Let Freedom Ring executive director Alex Cortes told The Daily Caller the ad will run in Ohio and Pennsylvania through the end of August as part of two separate six-figure ad buys. It follows up on a longer ad the group released earlier this month.

The ad — titled “Side by Side” — focuses on what the organization sees as the Obama administration’s unfair treatment of non-union Delphi retirees. While those workers’ pensions were terminatde and discounted to a fraction of their previous values, unionized employees found their pensions topped up and made whole.

Watch:

“President Obama rightly talks a lot about the importance of fairness, but was it fair for his Administration to terminate the pensions of Delphi’s 20,000 salaried retirees while bailing out the pensions of the union retirees at the very same company?” Let Freedom Ring president Colin Hanna asked in a statement announcing the new ad.

“Is it fair for two hard-working Americans to work side by side for years doing the very same job, and for one to wake up one morning and find out they lost their pension because Obama’s Administration thought they were less politically valuable and the other to wake up and find out they get to keep everything because his Administration considered them to be more politically valuable?”

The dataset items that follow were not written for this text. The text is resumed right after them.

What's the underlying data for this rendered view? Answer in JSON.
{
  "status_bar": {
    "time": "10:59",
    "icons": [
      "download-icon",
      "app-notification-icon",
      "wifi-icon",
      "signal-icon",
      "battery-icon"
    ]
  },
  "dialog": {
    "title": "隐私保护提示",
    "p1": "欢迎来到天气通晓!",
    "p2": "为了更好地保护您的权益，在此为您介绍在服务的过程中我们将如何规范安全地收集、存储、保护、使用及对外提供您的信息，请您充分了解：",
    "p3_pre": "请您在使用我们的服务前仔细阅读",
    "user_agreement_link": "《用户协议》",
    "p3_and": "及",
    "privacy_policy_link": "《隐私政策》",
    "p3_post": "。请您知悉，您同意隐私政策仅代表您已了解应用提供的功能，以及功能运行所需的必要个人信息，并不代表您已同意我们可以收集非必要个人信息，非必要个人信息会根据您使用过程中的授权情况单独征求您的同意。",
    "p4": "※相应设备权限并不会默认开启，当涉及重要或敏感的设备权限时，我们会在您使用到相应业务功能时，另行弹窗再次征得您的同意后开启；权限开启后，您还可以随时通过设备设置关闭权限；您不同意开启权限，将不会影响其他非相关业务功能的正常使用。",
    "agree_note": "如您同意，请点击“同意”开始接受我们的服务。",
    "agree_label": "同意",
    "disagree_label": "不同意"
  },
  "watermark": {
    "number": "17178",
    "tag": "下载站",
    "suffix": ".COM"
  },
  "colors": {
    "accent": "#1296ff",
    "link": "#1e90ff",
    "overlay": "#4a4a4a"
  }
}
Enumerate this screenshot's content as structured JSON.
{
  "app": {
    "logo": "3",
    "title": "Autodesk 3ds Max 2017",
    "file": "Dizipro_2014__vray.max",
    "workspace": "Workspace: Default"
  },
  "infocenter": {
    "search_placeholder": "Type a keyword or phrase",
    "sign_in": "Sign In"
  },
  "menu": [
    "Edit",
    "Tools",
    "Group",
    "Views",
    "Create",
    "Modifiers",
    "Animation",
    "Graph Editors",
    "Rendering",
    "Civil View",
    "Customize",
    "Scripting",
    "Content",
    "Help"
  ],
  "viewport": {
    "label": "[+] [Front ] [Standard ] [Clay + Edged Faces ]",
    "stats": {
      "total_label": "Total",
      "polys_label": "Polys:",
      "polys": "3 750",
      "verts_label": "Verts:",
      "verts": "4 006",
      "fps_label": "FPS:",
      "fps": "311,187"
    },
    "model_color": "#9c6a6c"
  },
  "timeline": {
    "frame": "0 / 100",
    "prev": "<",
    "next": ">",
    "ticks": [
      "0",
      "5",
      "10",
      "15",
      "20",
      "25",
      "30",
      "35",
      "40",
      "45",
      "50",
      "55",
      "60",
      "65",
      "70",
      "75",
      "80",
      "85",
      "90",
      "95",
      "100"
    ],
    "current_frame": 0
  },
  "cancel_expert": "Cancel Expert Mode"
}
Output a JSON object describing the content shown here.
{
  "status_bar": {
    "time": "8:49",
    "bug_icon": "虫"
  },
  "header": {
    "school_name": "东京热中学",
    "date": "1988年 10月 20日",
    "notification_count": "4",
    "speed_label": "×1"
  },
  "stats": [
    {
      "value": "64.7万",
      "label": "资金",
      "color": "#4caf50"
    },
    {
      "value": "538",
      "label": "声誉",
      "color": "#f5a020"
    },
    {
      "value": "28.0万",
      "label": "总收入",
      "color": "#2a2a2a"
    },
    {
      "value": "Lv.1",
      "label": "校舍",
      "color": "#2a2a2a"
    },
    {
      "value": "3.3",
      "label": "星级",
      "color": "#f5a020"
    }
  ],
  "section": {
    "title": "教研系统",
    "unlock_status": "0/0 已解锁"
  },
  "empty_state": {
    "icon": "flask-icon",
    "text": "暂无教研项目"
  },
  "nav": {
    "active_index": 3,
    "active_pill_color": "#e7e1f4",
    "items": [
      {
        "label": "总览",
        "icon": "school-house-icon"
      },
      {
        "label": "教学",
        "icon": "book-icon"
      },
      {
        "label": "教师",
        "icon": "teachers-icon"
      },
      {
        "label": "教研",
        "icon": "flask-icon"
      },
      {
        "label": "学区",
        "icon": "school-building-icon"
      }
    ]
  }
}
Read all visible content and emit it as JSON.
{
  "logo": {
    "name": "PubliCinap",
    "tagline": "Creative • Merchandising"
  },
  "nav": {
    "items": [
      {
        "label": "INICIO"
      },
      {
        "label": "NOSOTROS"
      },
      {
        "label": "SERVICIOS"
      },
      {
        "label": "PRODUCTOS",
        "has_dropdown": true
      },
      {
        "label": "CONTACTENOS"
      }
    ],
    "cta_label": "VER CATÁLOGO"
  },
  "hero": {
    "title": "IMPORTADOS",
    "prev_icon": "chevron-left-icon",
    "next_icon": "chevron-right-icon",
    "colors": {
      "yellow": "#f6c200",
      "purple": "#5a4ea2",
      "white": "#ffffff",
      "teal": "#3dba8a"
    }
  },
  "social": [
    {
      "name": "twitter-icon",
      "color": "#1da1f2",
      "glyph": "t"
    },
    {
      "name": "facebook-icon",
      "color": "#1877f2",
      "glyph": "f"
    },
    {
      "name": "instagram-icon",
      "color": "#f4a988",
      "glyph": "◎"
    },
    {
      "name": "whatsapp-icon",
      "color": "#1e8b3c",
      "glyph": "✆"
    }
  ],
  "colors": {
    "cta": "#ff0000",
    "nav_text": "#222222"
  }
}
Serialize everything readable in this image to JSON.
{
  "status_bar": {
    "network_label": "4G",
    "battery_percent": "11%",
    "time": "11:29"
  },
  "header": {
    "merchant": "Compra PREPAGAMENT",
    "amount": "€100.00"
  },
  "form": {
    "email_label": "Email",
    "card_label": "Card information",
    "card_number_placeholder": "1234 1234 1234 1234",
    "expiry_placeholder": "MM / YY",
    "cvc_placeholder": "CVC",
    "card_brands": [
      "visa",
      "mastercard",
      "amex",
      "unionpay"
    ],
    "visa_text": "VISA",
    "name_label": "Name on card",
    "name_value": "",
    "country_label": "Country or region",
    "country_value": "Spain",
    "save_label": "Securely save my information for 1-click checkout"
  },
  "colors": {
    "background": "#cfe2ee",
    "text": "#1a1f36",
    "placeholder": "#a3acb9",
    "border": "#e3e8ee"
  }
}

Emails TheDC obtained and first published on Aug. 7 show senior White House and Treasury officials were behind the termination of pensions for 20,000 non-union Delphi salaried retirees. (RELATED — Emails: Geithner, Treasury drove cutoff of non-union Delphi workers’ pensions)

Those emails show that the Treasury Department was the driving force behind terminating those pensions, a move made in 2009 while the Obama administration implemented its auto bailout plan.

The emails contradict sworn testimony in which several Obama administration figures have consistently claimed that the decision to terminate the pensions came from the Pension Benefit Guaranty Corporation (PBGC). The PBGC is a federal government agency that handles private-sector pension benefits issues. Its charter calls for independent representation of pension beneficiaries’ interests.